Samsung Pay Wins The Race To Launch First In India

Yesterday (March 8), Samsung Pay went live and online in India, a push done in collaboration with five Indian banks: Axis, HDFC, ICICI, SBI, and Standard Chartered, and credit and debit cards from MasterCard and Visa. Most interestingly, however, is the non-traditional player that is supported by Samsung’s mobile payment entry — Paytm.

Unusual because some might consider Paytm a rival service for Samsung, with 200 million mobile accounts of its own. But Samsung has opted for collaboration — particularly in the rather rarefied situation that is the India market today.

India is not the only nation on Earth to push to go cashless, or at least cash lite, but they are doubtlessly winning the award for most aggressive effort at it. Prime Minister Narendra Modi announced in early November that the 100 and 500 rmb notes were being phased out — effective immediately. The net result was that around 85 percent of the country’s cash went out of circulation in a 60ish-day span.

The rollout has been rocky at best, but has also pushed cashless innovators to the forefront as Indian society attempts to learn just exactly how fast 1.3 billion people can go from cash-locked to digital.

Paytm has seen its users and transactions swell, and that rapid uptick in interest has been particularly strong among urban residents. In the last few weeks, the mobile landscape in India has also seen the launch of Bharat QR — an interoperable QR-based mobile payments scheme for use in store — built on the mVisa core spec and adopted by both RuPay and Mastercard.

And now, Samsung Pay has joined the party.

“The timing of the launch is very good given the ‘shock’ to the cash economy following demonetization. It is much easier to get people to download and use the Samsung Pay feature,” said Santosh Rao, head of research at Manhattan Venture Research. “India’s digital payments market is expected to reach $500 billion by 2020 on the backs of 1.2 billion mobile subscribers, which makes it a compelling opportunity to tap into.”

Tapping into a massive opportunity is always good news — and so Samsung’s announcement was met with its share of cheers.

The news was met with a lot of cheers for Samsung — and a surprising number of condolences for Apple. Apple has been pushing to expand Apple Pay into India for almost a year. In a May 2016 interview with NDTV while in India last year, Tim Cook was pretty unambiguous on the subject.
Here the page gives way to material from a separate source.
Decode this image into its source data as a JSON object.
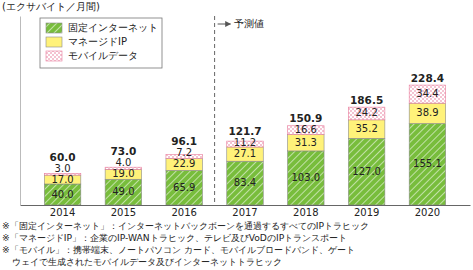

“In terms of Apple Pay, we’re looking at what to do there. We want to bring Apple Pay to India. We met with some of the banks to understand their perspective on mobile payments… I’ve been very encouraged with what I’ve heard,” Cook said.

However encouraged Apple may have been, however, Samsung Pay has managed to beat them to the mobile pay punch in India. Some of Apple’s issues may be with accessibility of its products in the Indian market, as Apple Pay only works on late edition iPhones with Touch ID — a consumer good that is priced out of most Indian consumers’ range. When asked if perhaps Apple might pursue a different pricing strategy in the Indian market, given Android’s relative dominance at a lower price — Cook was also pretty unambiguous.

“I don’t want to be in those markets. I want the consumer in India to buy at a price that looks like the U.S. price.”

That might limit how many consumers can actually access Apple Pay in India — should that launch happen.

And it is worth noting that Samsung may have a similar issue — Samsung Pay in India only works with Galaxy S7 and S7 edge, Galaxy Note 5, Galaxy S6 Edge+, Galaxy A5 and Galaxy A7 phone models — some of the spendier editions of the phone. Compare that to Paytm alone, which will work with almost any smartphone — or Bharat QR, which is eventually intended to work with old fashioned feature phones.

Along with the announcement that Samsung Pay is also coming soon to Sweden, this brings the total number of countries Samsung Pay is available in to 13. That still trails Apple Pay, but not by all that much — with the addition of Ireland earlier this week, that total is up to 14. And then there is the often overlooked Alipay, which also been aggressively expanding in Europe, Southeast Asia and the United States — with 450 million users (mostly in China).

Of course, Alipay doesn’t consider itself a competitor to these services, as its president of international operations, Sabrina Peng, told CNBC earlier this year.

“Merchants are not crying for another payment solution. What they want is more business. We are not a payment service, we are more than payments. Payment is very critical part of the circle, it is not the only part of the circle,” Peng noted.

Also part of the Alipay circle? Paytm — both Alibaba and Alipay are massive investors.